Tuesday, September 26, 2006

prayers are always answered...even if it's not the answer we were looking for...

i've been avoiding this blog for what feels like months, afraid that by putting words to screen i'll somehow seal the fate of my granny by acknowledging what up until now is only doctor's speculation.

i've typed out the prognosis at least twenty times before backspacing it into non-existence as though the simple act of removing it from before my eyes will remove it from my granny's body.

i've refused to even speak it, hopeful that by banishing the words from my vernacular it will somehow cease to exist at all.

but i can't escape the words told to me from my brother as told to him from the men who examined my granny's body and found something foreign growing there. they sit like a tumor on my brain, eating away every thought, every image save the short death sentence uttered into my ear. i can't run from the future painted absent of her presence in six to nine months as predicted by those same men. it is impossible to think of her without thinking of it and acknowledging what they're saying will mean her eventual suffering, a suffering i can do absolutely nothing to prevent.

i wish her pain was a pill i could steal from her nightstand and swallow for her. i wish i could gather that disease like a weed, yanking each cell from her body like a determined gardener, planting in its stead the seeds that will bloom her strength to live. i wish...

i'd rather bear the pain of her dying than to bear the pain of my living in the wake of her death.

she's 83 years old. i'm supposed to be happy i've had her so long. i'm supposed to be accepting of the fact that she wasn't to be here much longer anyway but i'm not. i'm selfish. i'm not accepting of it. i wished for her a quiet ending, one where she went gently into that good night after putting up the fight long enough for all of her life's dreams to be fulfilled. it was supposed to be pain free for her, like a slip out of the scratchy burlap rags of this world into the exquisite silk gown of heaven. i selfishly wanted this for me because then i wouldn't see her waste away.

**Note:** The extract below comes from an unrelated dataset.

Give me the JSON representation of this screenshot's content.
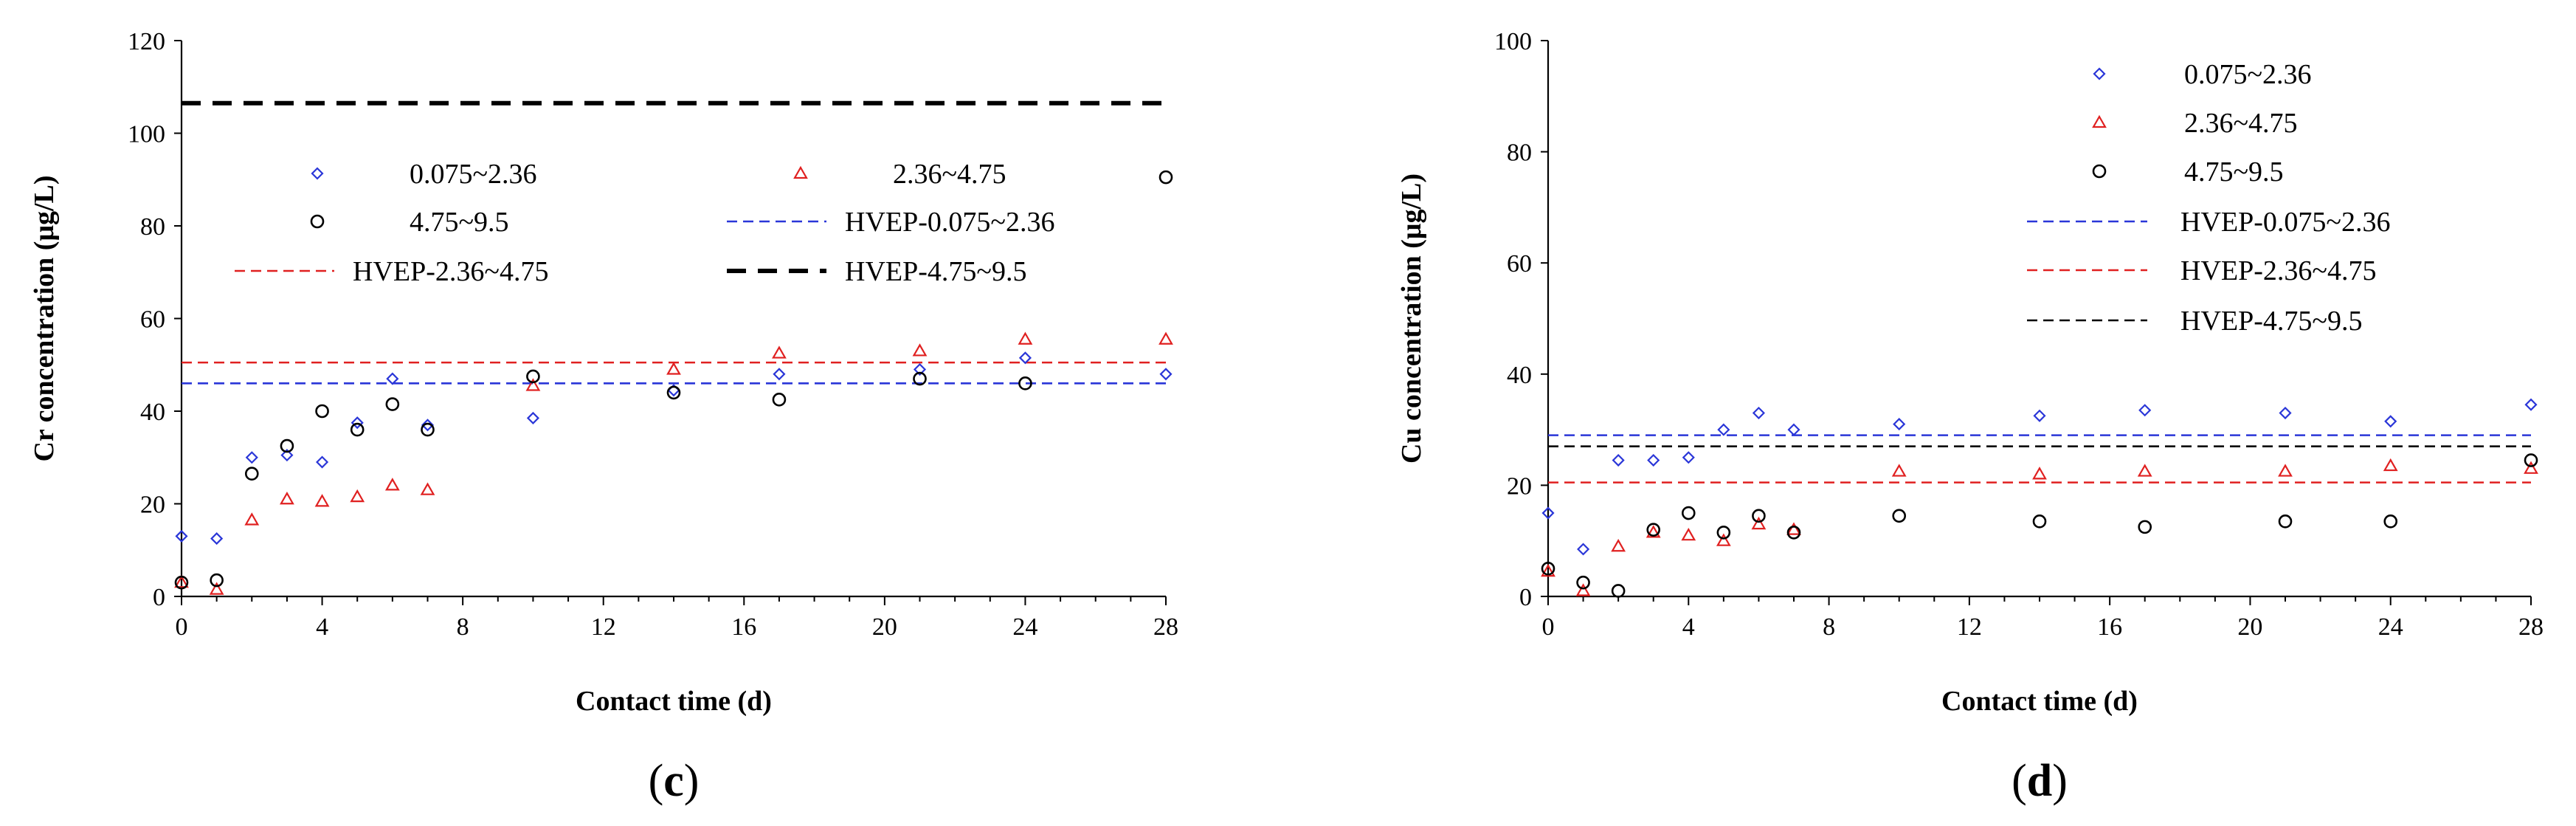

she's been god's servant for over fifty years, a faithful member of a church that worshipped god every sunday and wednesday. she was a sunday school teacher, spreading the gospel to other folk wanting to educate themselves about the bible.

and yet i can't help but wonder if it'd all been for nothing.

i mean, how can god give her this? is this a reward for her years of faithful service? is this her paycheck? is this the devil's work? i know someone's gonna tell me i don't know god's plan but i must accept it. you know what? right now i don't want to hear it. i want to hear someone tell me my granny isn't gonna die this way. i want someone to tell me when i see her lifeless body it won't be a shriveled shell of what she was before that foreign thing devoured everything within her. i want to be able to recognize her when i look into that coffin, not wonder who that person is laying there upon funeral satin in her sunday best. i don't want to have to count each minute and feel guilt because i'm wasting the time she has left by not being with her. i don't want to prepare myself for that moment when i look into her eyes and she no longer recognizes me. i don't want to try to figure out at which moment my granny was lost to me before her body gave out. was i sitting in front of the television when she no longer became cognizant of this world? was it while i took a shower in october? was it when i shivered during a walk in november?

i want her to live long enough to look upon my child's visage and see something of her there, maybe her slightly unfocused eyes that need glasses to see things clearly or her big wide feet that can only wear shoes from specialty stores. i want her to live long enough to talk to my child and see something of her there, maybe the same dilligence she had when she made a living with only a 3rd grade education before getting her ged in her 40s, or her meticulousness as she sat in her bedroom each night between the months of april and september and listened to the ballgame on the radio and did the box scores for the brooklyn dodgers and ny mets for over 50 years.

i want my child to look into her eyes and see where i got it from before i could give it to him or her. where i got my love for sports and my disdain for unfairness and my embracing of all of the things shaping my heritage. where i got my sarcasm and my quirky sense of humor. where i got my husky laugh and phrases dipped in insight and served with side order of compassion. where i got my impatience and insecurities.

i want my child to see the threads my granny supplied in the tapestry of my being.

but it ain't about what i want or don't want is it?

i can't help but feel as though i'm always running late when it comes to life. if someone i love dies, then i regret all of the things i didn't do when they were around, all of the dreams i didn't fulfill so that they could share in my joy. i've been meandering through each moment as though the people around me will be there when i eventually get my shit together, as though their lives are somehow suspended in animation until mine begins in earnest, but it's not like that at all. people will die even if i never get my shit together. she'll be gone before i get my college degree, before i have my first child, before she sees me really happy, just as my uncles did, just as my father did. maybe i'll be dead before these things ever happen.

i'll stop now before i sink too deep. too many thoughts pouring from too many wounds and i'll need my strength for what comes next.